If it smells like a tax, looks like a tax, and tastes like a tax, it is probably going to be interpreted as a tax no matter how you dress it up.

And lets face it, even if you argue till you are blue in the face that a 'whatever you choose to dress it up as' is not a tax, you intend to spend the money on exactly the same set of things that you currently fund from taxes.

Names are extremely important, and John Q Public usually can smell when something is being dressed up to be something it isn't. The best way forward? Call it what it is, honestly, and have the battle in an honest and transparent way.

I'd say something about "lipstick on a pig," but I wouldn't want Munnich to feel insulted!

Look, when someone charges me to use a road, in my mind that's a "toll." No matter what fancy name the transportation guys call it, it's a "toll." In the case of an optional HOT lane, it's a toll I'm willing to occassionally pay. But people who use terms other than "toll" just sound Orwellian to me. They sound like they have something to hide.

Noboby is hiding anything. The fact is that roads don't pay for themselves, and the gas tax only covers part of the cost. Everyone driving at the same increases congestion, and without a market price, i.e. a toll based on the amount of congestion, everybody pays the price in lost time. Congestion pricing works as we have seen in London, Stockholm, Singapore, as well as U.S. -- San Diego and Orange County, CA; Minneapolis, MN; Denver, CO, and Seattle, WA.

I think the there is a distinction to be made between the tradition usage of term "toll" and "pricing". Fundamentally a toll is a payment to the entity, public or private, that created the roadway, bridge or tunnel. Its rooted in the physical existence of a tangible thing and the payment is reimbursement to the entity for consuming an portion of the tangible thing's productive life. There is enormous resistance to tolling an existing structure which has been perceived as free yet a greenfield facility is much more readily acepted as a tolled facility because it provides a new access or service.

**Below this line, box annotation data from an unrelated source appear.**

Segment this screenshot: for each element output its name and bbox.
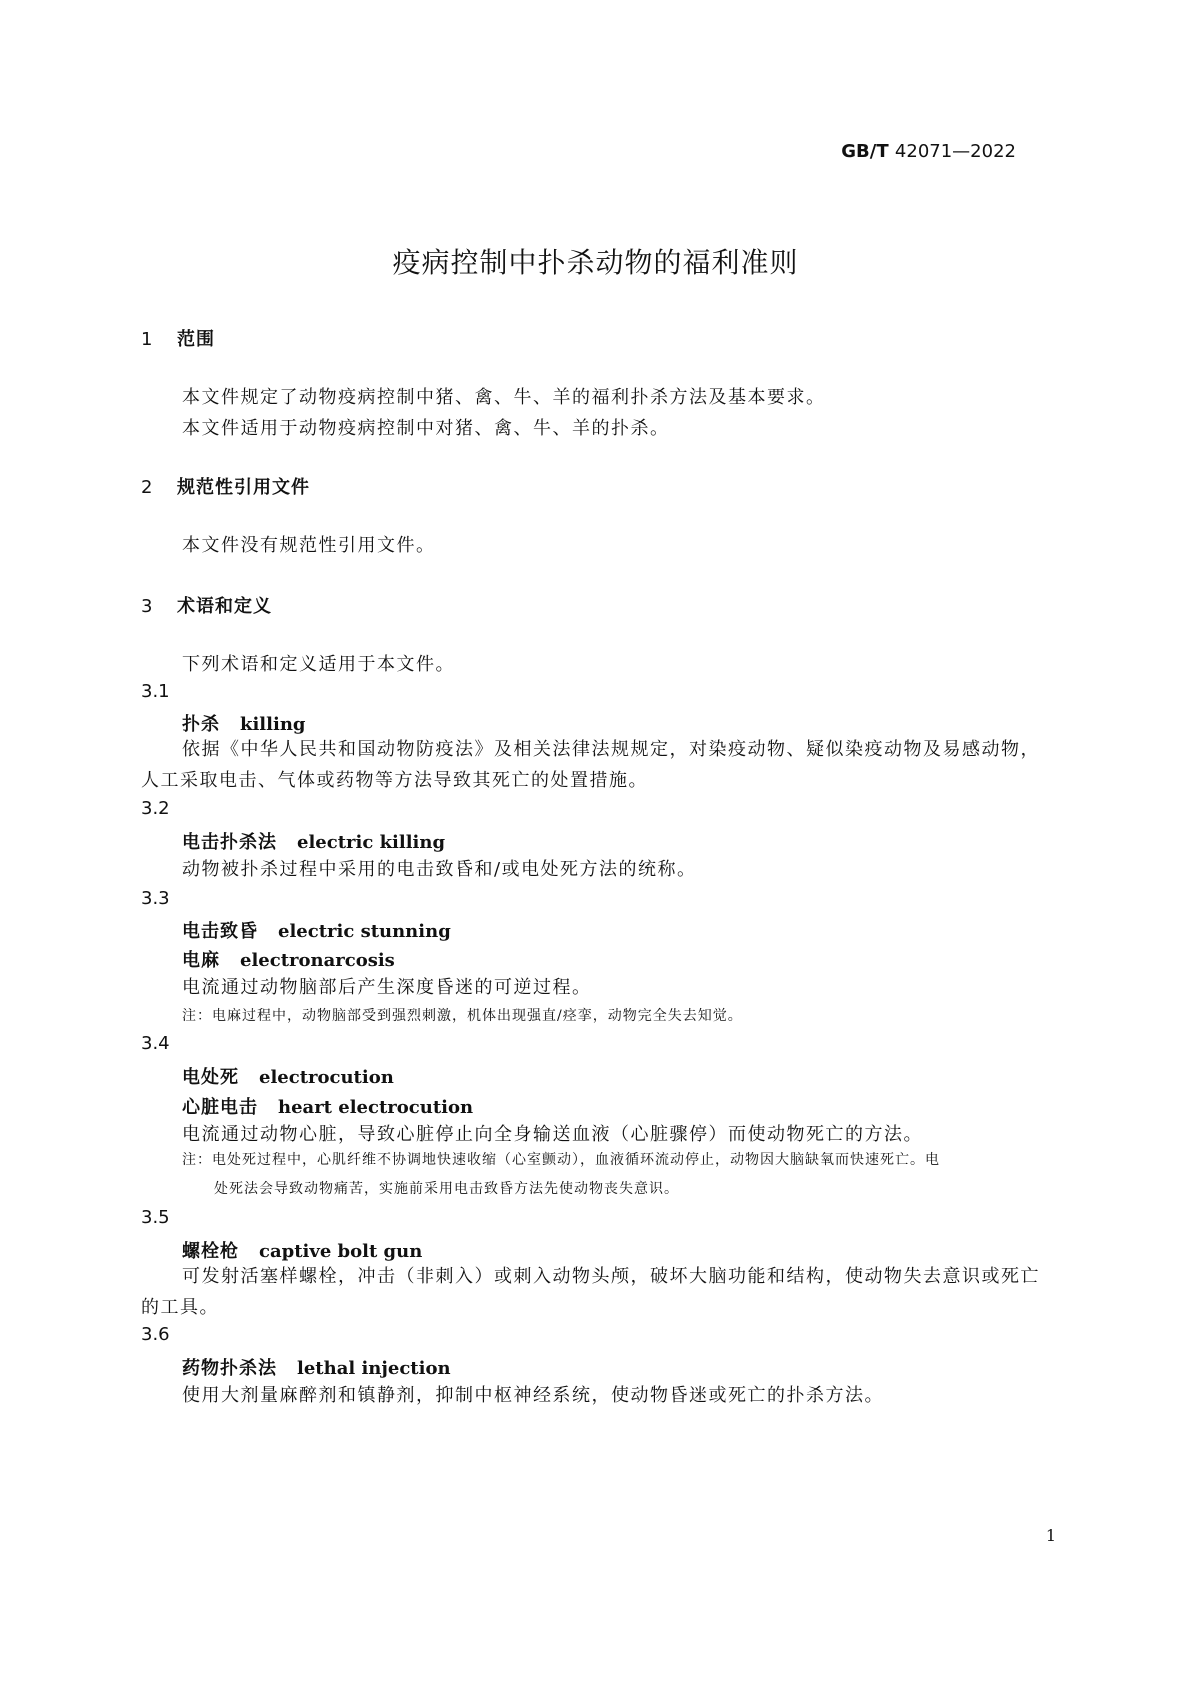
term-en: electric killing xyxy=(297,832,446,853)
section-title: 规范性引用文件 xyxy=(177,477,310,498)
term-alt-en: electronarcosis xyxy=(240,950,395,971)
term-definition: 依据《中华人民共和国动物防疫法》及相关法律法规规定，对染疫动物、疑似染疫动物及易感动物，人工采取电击、气体或药物等方法导致其死亡的处置措施。 xyxy=(141,739,1040,791)
term-zh: 药物扑杀法 xyxy=(182,1358,277,1379)
term-definition: 动物被扑杀过程中采用的电击致昏和/或电处死方法的统称。 xyxy=(182,859,697,880)
term-entry xyxy=(182,1063,394,1089)
clause-number: 3.2 xyxy=(141,798,170,819)
term-alt-zh: 心脏电击 xyxy=(182,1097,258,1118)
term-note xyxy=(182,1146,1052,1204)
term-en: killing xyxy=(240,714,306,735)
clause-number: 3.3 xyxy=(141,888,170,909)
scope-paragraph-1: 本文件规定了动物疫病控制中猪、禽、牛、羊的福利扑杀方法及基本要求。 xyxy=(182,387,826,408)
clause-number: 3.1 xyxy=(141,681,170,702)
term-entry xyxy=(182,1354,451,1380)
clause-number: 3.4 xyxy=(141,1033,170,1054)
term-zh: 电处死 xyxy=(182,1067,239,1088)
term-en: captive bolt gun xyxy=(259,1241,423,1262)
clause-number: 3.5 xyxy=(141,1207,170,1228)
term-zh: 电击扑杀法 xyxy=(182,832,277,853)
term-alt-zh: 电麻 xyxy=(182,950,220,971)
normative-paragraph: 本文件没有规范性引用文件。 xyxy=(182,535,436,556)
term-alternative xyxy=(182,946,395,972)
term-zh: 电击致昏 xyxy=(182,921,258,942)
section-title: 范围 xyxy=(177,329,215,350)
term-alternative xyxy=(182,1093,473,1119)
section-title: 术语和定义 xyxy=(177,596,272,617)
section-number: 2 xyxy=(141,477,153,498)
section-heading-scope xyxy=(141,325,215,351)
term-entry xyxy=(182,917,451,943)
term-entry xyxy=(182,1237,422,1263)
standard-code-prefix: GB/T xyxy=(841,141,889,162)
term-definition: 电流通过动物心脏，导致心脏停止向全身输送血液（心脏骤停）而使动物死亡的方法。 xyxy=(182,1124,923,1145)
standard-code xyxy=(841,141,1016,162)
term-alt-en: heart electrocution xyxy=(278,1097,474,1118)
term-en: lethal injection xyxy=(297,1358,451,1379)
term-note-line-1: 注：电处死过程中，心肌纤维不协调地快速收缩（心室颤动），血液循环流动停止，动物因大脑缺氧而快速死亡。电 xyxy=(182,1152,940,1168)
clause-number: 3.6 xyxy=(141,1324,170,1345)
section-heading-normative xyxy=(141,473,310,499)
standard-code-number: 42071—2022 xyxy=(894,141,1016,162)
terms-intro: 下列术语和定义适用于本文件。 xyxy=(182,654,455,675)
term-en: electrocution xyxy=(259,1067,394,1088)
term-zh: 螺栓枪 xyxy=(182,1241,239,1262)
section-number: 1 xyxy=(141,329,153,350)
term-zh: 扑杀 xyxy=(182,714,220,735)
term-entry xyxy=(182,710,306,736)
scope-paragraph-2: 本文件适用于动物疫病控制中对猪、禽、牛、羊的扑杀。 xyxy=(182,418,670,439)
section-number: 3 xyxy=(141,596,153,617)
document-title: 疫病控制中扑杀动物的福利准则 xyxy=(392,246,799,279)
term-note-line-2: 处死法会导致动物痛苦，实施前采用电击致昏方法先使动物丧失意识。 xyxy=(214,1181,679,1197)
term-entry xyxy=(182,828,445,854)
page-number: 1 xyxy=(1045,1526,1056,1545)
term-definition: 使用大剂量麻醉剂和镇静剂，抑制中枢神经系统，使动物昏迷或死亡的扑杀方法。 xyxy=(182,1385,884,1406)
term-definition: 电流通过动物脑部后产生深度昏迷的可逆过程。 xyxy=(182,977,592,998)
term-definition: 可发射活塞样螺栓，冲击（非刺入）或刺入动物头颅，破坏大脑功能和结构，使动物失去意识或死亡的工具。 xyxy=(141,1266,1040,1318)
term-note: 注：电麻过程中，动物脑部受到强烈刺激，机体出现强直/痉挛，动物完全失去知觉。 xyxy=(182,1008,743,1024)
section-heading-terms xyxy=(141,592,272,618)
term-en: electric stunning xyxy=(278,921,451,942)
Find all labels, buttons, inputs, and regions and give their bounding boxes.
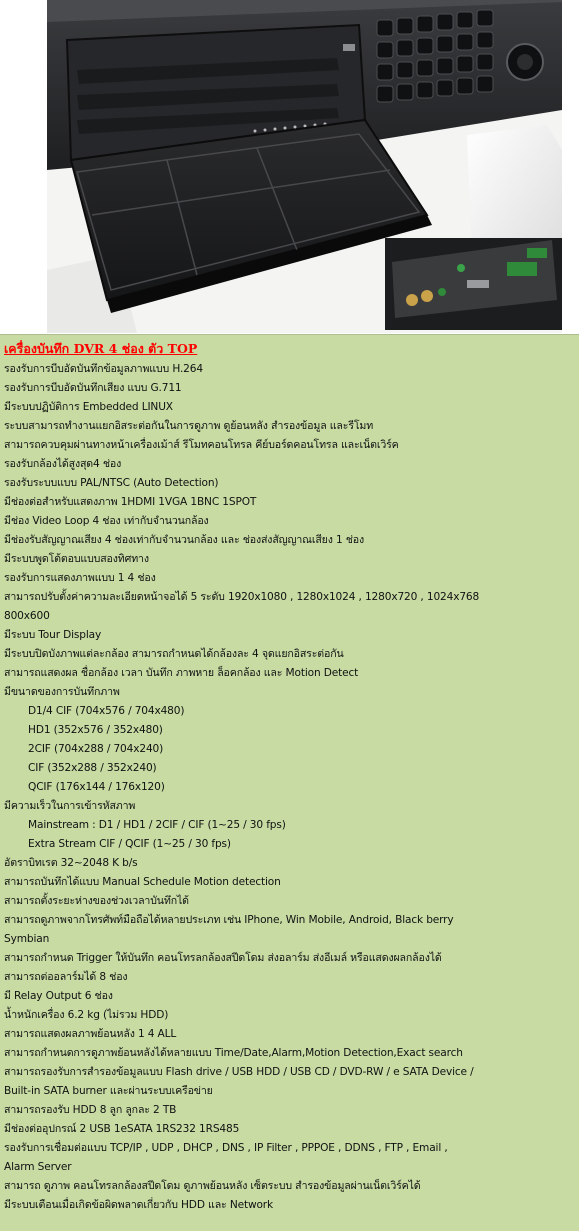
dvr-illustration [47, 0, 562, 333]
spec-line: 800x600 [4, 610, 50, 622]
spec-line: Alarm Server [4, 1161, 72, 1173]
record-size-item: 2CIF (704x288 / 704x240) [28, 743, 164, 755]
speed-heading: มีความเร็วในการเข้ารหัสภาพ [4, 800, 136, 812]
spec-line: มี Relay Output 6 ช่อง [4, 990, 113, 1002]
usb-port [343, 44, 355, 51]
spec-line: รองรับการเชื่อมต่อแบบ TCP/IP , UDP , DHCP , DNS , IP Filter , PPPOE , DDNS , FTP , Email , [4, 1142, 448, 1154]
spec-line: สามารถกำหนดการดูภาพย้อนหลังได้หลายแบบ Time/Date,Alarm,Motion Detection,Exact search [4, 1047, 463, 1059]
spec-line: รองรับกล้องได้สูงสุด4 ช่อง [4, 458, 122, 470]
spec-line: มีช่องรับสัญญาณเสียง 4 ช่องเท่ากับจำนวนกล้อง และ ช่องส่งสัญญาณเสียง 1 ช่อง [4, 534, 365, 546]
spec-line: มีช่องต่ออุปกรณ์ 2 USB 1eSATA 1RS232 1RS485 [4, 1123, 240, 1135]
spec-line: มีช่องต่อสำหรับแสดงภาพ 1HDMI 1VGA 1BNC 1SPOT [4, 496, 257, 508]
spec-line: สามารถบันทึกได้แบบ Manual Schedule Motion detection [4, 876, 281, 888]
stream-item: Extra Stream CIF / QCIF (1~25 / 30 fps) [28, 838, 231, 850]
spec-list [4, 360, 579, 1215]
spec-line: สามารถ ดูภาพ คอนโทรลกล้องสปีดโดม ดูภาพย้อนหลัง เซ็ตระบบ สำรองข้อมูลผ่านเน็ตเวิร์คได้ [4, 1180, 421, 1192]
spec-line: รองรับการแสดงภาพแบบ 1 4 ช่อง [4, 572, 156, 584]
record-size-item: HD1 (352x576 / 352x480) [28, 724, 163, 736]
record-size-item: CIF (352x288 / 352x240) [28, 762, 157, 774]
spec-line: สามารถดูภาพจากโทรศัพท์มือถือได้หลายประเภท เช่น IPhone, Win Mobile, Android, Black berry [4, 914, 454, 926]
spec-line: สามารถตั้งระยะห่างของช่วงเวลาบันทึกได้ [4, 895, 189, 907]
spec-line: มีขนาดของการบันทึกภาพ [4, 686, 120, 698]
spec-line: รองรับการบีบอัดบันทึกเสียง แบบ G.711 [4, 382, 182, 394]
spec-line: สามารถรองรับ HDD 8 ลูก ลูกละ 2 TB [4, 1104, 177, 1116]
spec-line: มีระบบปฏิบัติการ Embedded LINUX [4, 401, 173, 413]
spec-line: มีช่อง Video Loop 4 ช่อง เท่ากับจำนวนกล้อง [4, 515, 209, 527]
spec-line: มีระบบเตือนเมื่อเกิดข้อผิดพลาดเกี่ยวกับ HDD และ Network [4, 1199, 273, 1211]
record-size-item: QCIF (176x144 / 176x120) [28, 781, 165, 793]
spec-line: สามารถต่ออลาร์มได้ 8 ช่อง [4, 971, 128, 983]
spec-line: Built-in SATA burner และผ่านระบบเครือข่าย [4, 1085, 213, 1097]
spec-line: มีระบบปิดบังภาพแต่ละกล้อง สามารถกำหนดได้กล้องละ 4 จุดแยกอิสระต่อกัน [4, 648, 344, 660]
spec-title: เครื่องบันทึก DVR 4 ช่อง ตัว TOP [4, 341, 198, 356]
spec-line: สามารถรองรับการสำรองข้อมูลแบบ Flash drive / USB HDD / USB CD / DVD-RW / e SATA Device / [4, 1066, 474, 1078]
spec-line: มีระบบ Tour Display [4, 629, 102, 641]
spec-line: น้ำหนักเครื่อง 6.2 kg (ไม่รวม HDD) [4, 1009, 169, 1021]
spec-line: รองรับระบบแบบ PAL/NTSC (Auto Detection) [4, 477, 219, 489]
product-photo [47, 0, 562, 333]
spec-line: สามารถกำหนด Trigger ให้บันทึก คอนโทรลกล้องสปีดโดม ส่งอลาร์ม ส่งอีเมล์ หรือแสดงผลกล้องได้ [4, 952, 442, 964]
spec-line: สามารถปรับตั้งค่าความละเอียดหน้าจอได้ 5 ระดับ 1920x1080 , 1280x1024 , 1280x720 , 1024x768 [4, 591, 480, 603]
record-size-item: D1/4 CIF (704x576 / 704x480) [28, 705, 185, 717]
spec-line: Symbian [4, 933, 50, 945]
spec-panel [0, 334, 579, 1231]
spec-line: อัตราบิทเรต 32~2048 K b/s [4, 857, 138, 869]
spec-line: สามารถแสดงผลภาพย้อนหลัง 1 4 ALL [4, 1028, 177, 1040]
spec-line: สามารถแสดงผล ชื่อกล้อง เวลา บันทึก ภาพหาย ล็อคกล้อง และ Motion Detect [4, 667, 359, 679]
stream-item: Mainstream : D1 / HD1 / 2CIF / CIF (1~25 / 30 fps) [28, 819, 286, 831]
spec-line: รองรับการบีบอัดบันทึกข้อมูลภาพแบบ H.264 [4, 363, 203, 375]
spec-line: มีระบบพูดโต้ตอบแบบสองทิศทาง [4, 553, 149, 565]
rear-panel-inset [385, 238, 562, 330]
spec-line: สามารถควบคุมผ่านทางหน้าเครื่องเม้าส์ รีโมทคอนโทรล คีย์บอร์ดคอนโทรล และเน็ตเวิร์ค [4, 439, 399, 451]
spec-line: ระบบสามารถทำงานแยกอิสระต่อกันในการดูภาพ ดูย้อนหลัง สำรองข้อมูล และรีโมท [4, 420, 374, 432]
spec-title-row [4, 340, 579, 360]
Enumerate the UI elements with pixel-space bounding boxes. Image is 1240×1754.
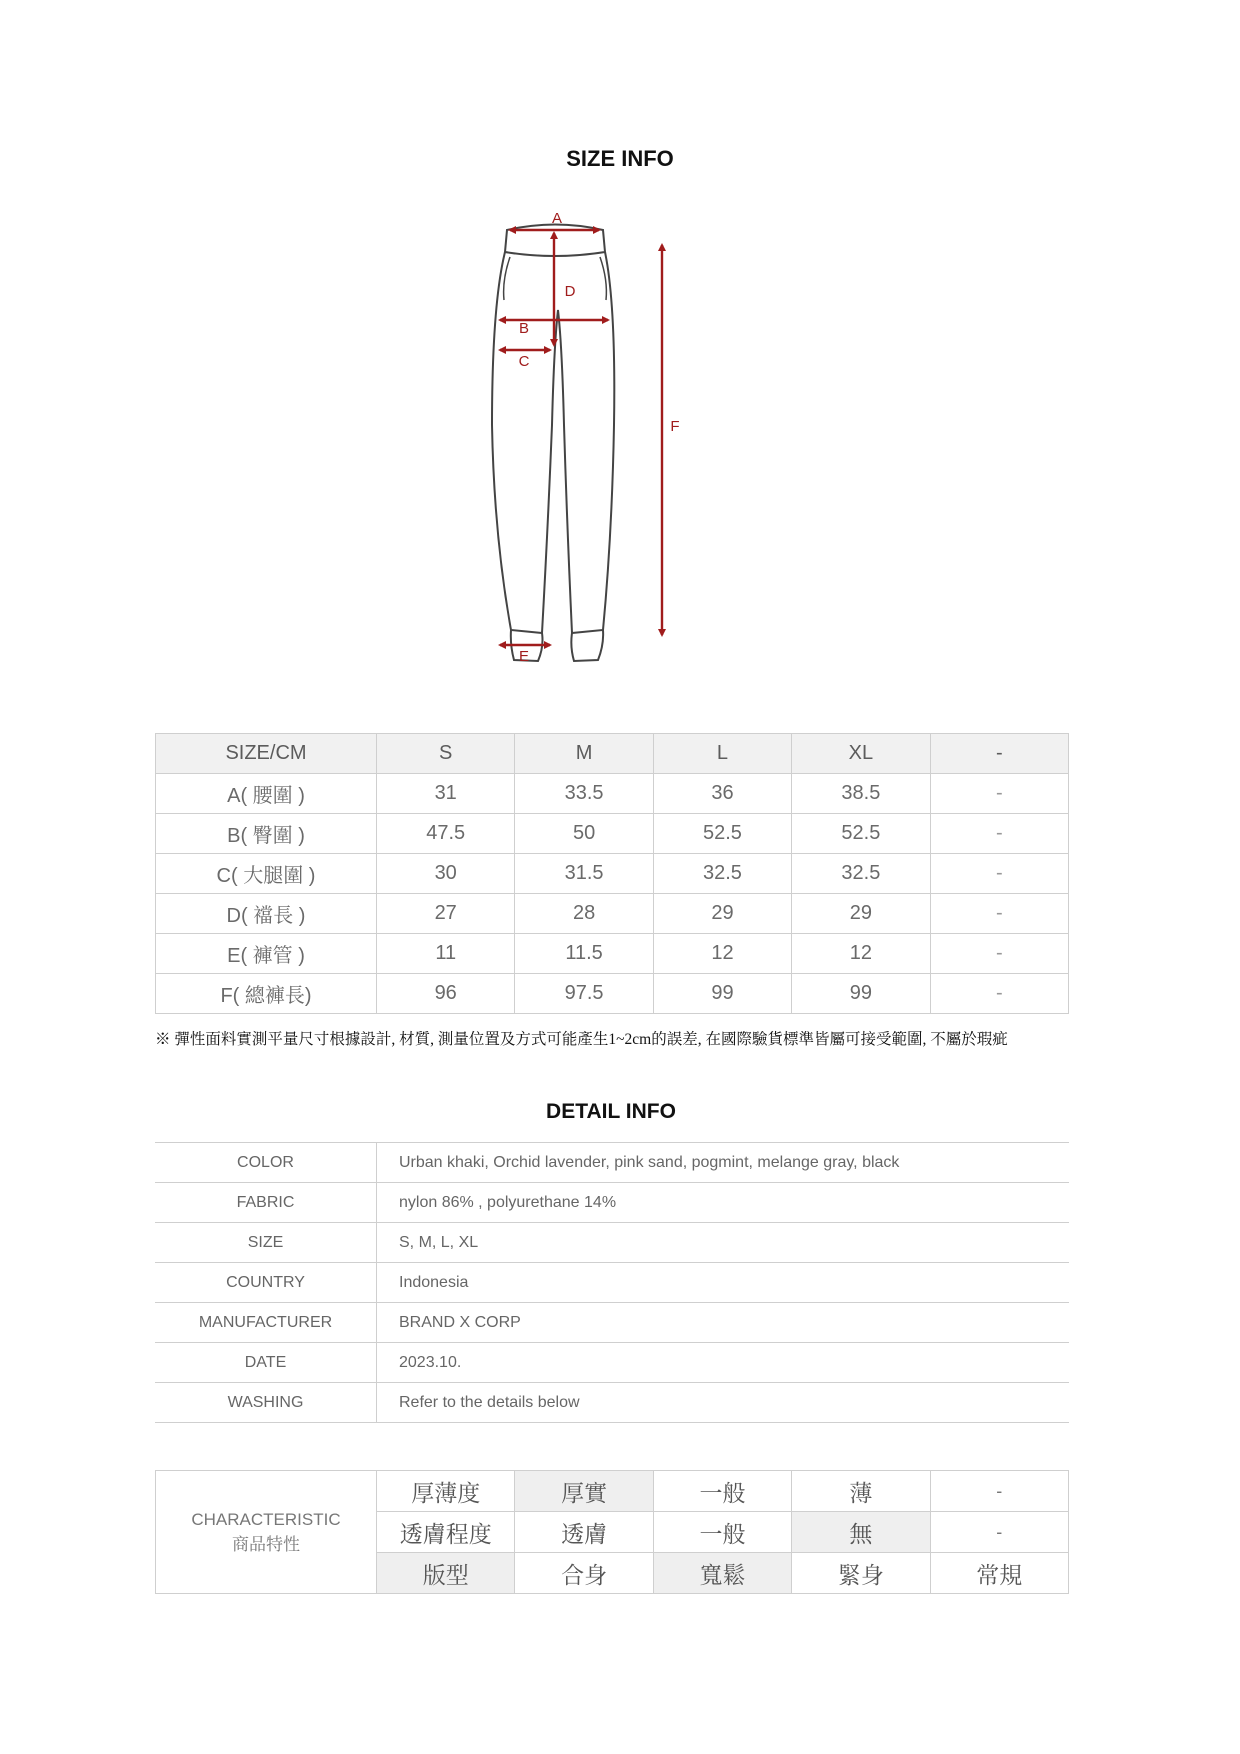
- size-table: [155, 733, 1069, 1014]
- table-cell: 32.5: [653, 854, 791, 894]
- table-cell: 31.5: [515, 854, 653, 894]
- label-c: C: [518, 353, 530, 370]
- table-cell: 28: [515, 894, 653, 934]
- header-cell: L: [653, 734, 791, 774]
- table-cell: 29: [792, 894, 930, 934]
- table-cell: 11: [377, 934, 515, 974]
- table-cell: 12: [792, 934, 930, 974]
- row-label: B( 臀圍 ): [156, 814, 377, 854]
- detail-value: nylon 86% , polyurethane 14%: [399, 1193, 617, 1211]
- detail-key: DATE: [155, 1343, 377, 1383]
- table-cell: 29: [653, 894, 791, 934]
- characteristic-name: 厚薄度: [377, 1471, 515, 1512]
- characteristic-option: -: [930, 1512, 1068, 1553]
- table-cell: 99: [792, 974, 930, 1014]
- detail-row-country: [155, 1263, 1069, 1303]
- detail-row-size: [155, 1223, 1069, 1263]
- detail-value: Indonesia: [399, 1273, 469, 1291]
- detail-row-manufacturer: [155, 1303, 1069, 1343]
- row-label: F( 總褲長): [156, 974, 377, 1014]
- characteristic-option: 寬鬆: [653, 1553, 791, 1594]
- table-cell: 96: [377, 974, 515, 1014]
- table-cell: 97.5: [515, 974, 653, 1014]
- size-table-header: [156, 734, 1069, 774]
- detail-key: SIZE: [155, 1223, 377, 1263]
- detail-key: COLOR: [155, 1143, 377, 1183]
- table-row: [156, 934, 1069, 974]
- table-cell: 50: [515, 814, 653, 854]
- table-row: [156, 974, 1069, 1014]
- characteristic-name: 透膚程度: [377, 1512, 515, 1553]
- table-row: [156, 774, 1069, 814]
- characteristic-table: [155, 1470, 1069, 1594]
- detail-value: Urban khaki, Orchid lavender, pink sand, pogmint, melange gray, black: [399, 1153, 900, 1171]
- characteristic-option: -: [930, 1471, 1068, 1512]
- row-label: D( 襠長 ): [156, 894, 377, 934]
- detail-row-washing: [155, 1383, 1069, 1423]
- table-row: [156, 814, 1069, 854]
- characteristic-label: [156, 1471, 377, 1594]
- table-cell: 12: [653, 934, 791, 974]
- size-note: ※ 彈性面料實測平量尺寸根據設計, 材質, 測量位置及方式可能產生1~2cm的誤差, 在國際驗貨標準皆屬可接受範圍, 不屬於瑕疵: [155, 1031, 1008, 1048]
- table-cell: 27: [377, 894, 515, 934]
- table-cell: 30: [377, 854, 515, 894]
- label-a: A: [551, 210, 563, 227]
- label-d: D: [564, 283, 576, 300]
- table-cell: -: [930, 854, 1068, 894]
- detail-value: S, M, L, XL: [399, 1233, 479, 1251]
- detail-row-date: [155, 1343, 1069, 1383]
- pants-diagram: [480, 195, 700, 675]
- detail-value: Refer to the details below: [399, 1393, 580, 1411]
- detail-row-color: [155, 1143, 1069, 1183]
- table-cell: -: [930, 974, 1068, 1014]
- detail-value: 2023.10.: [399, 1353, 462, 1371]
- detail-key: WASHING: [155, 1383, 377, 1423]
- detail-key: FABRIC: [155, 1183, 377, 1223]
- detail-value: BRAND X CORP: [399, 1313, 521, 1331]
- characteristic-option: 合身: [515, 1553, 653, 1594]
- header-cell: SIZE/CM: [156, 734, 377, 774]
- characteristic-option: 一般: [653, 1512, 791, 1553]
- detail-row-fabric: [155, 1183, 1069, 1223]
- table-cell: -: [930, 934, 1068, 974]
- table-cell: -: [930, 894, 1068, 934]
- table-cell: 38.5: [792, 774, 930, 814]
- characteristic-option: 無: [792, 1512, 930, 1553]
- header-cell: XL: [792, 734, 930, 774]
- row-label: E( 褲管 ): [156, 934, 377, 974]
- characteristic-option: 常規: [930, 1553, 1068, 1594]
- size-info-title: SIZE INFO: [566, 146, 674, 171]
- table-cell: 31: [377, 774, 515, 814]
- table-cell: 52.5: [792, 814, 930, 854]
- characteristic-option: 透膚: [515, 1512, 653, 1553]
- table-cell: 11.5: [515, 934, 653, 974]
- header-cell: -: [930, 734, 1068, 774]
- table-row: [156, 894, 1069, 934]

There is also a clear, though muddled sense about "haven't we paid for this thing yet?" which suggests to me that the relationship to a physical thing is something people understand and accept.

While congestion is manifestly a physical thing we experience as a driver its a community of strangers (and obstacles to "my" passage). I don't think the public sees anyone as "owning" or otherwise being responsible for congestion (or for the roadway itself for that matter), and there is suspicion about paying a fee for a relatively intangible concept of "road space".

As some of the earlier comments have suggested, I think the end use of the funding derived from tolling or pricing is important to how the public sees it and how readily they accept it.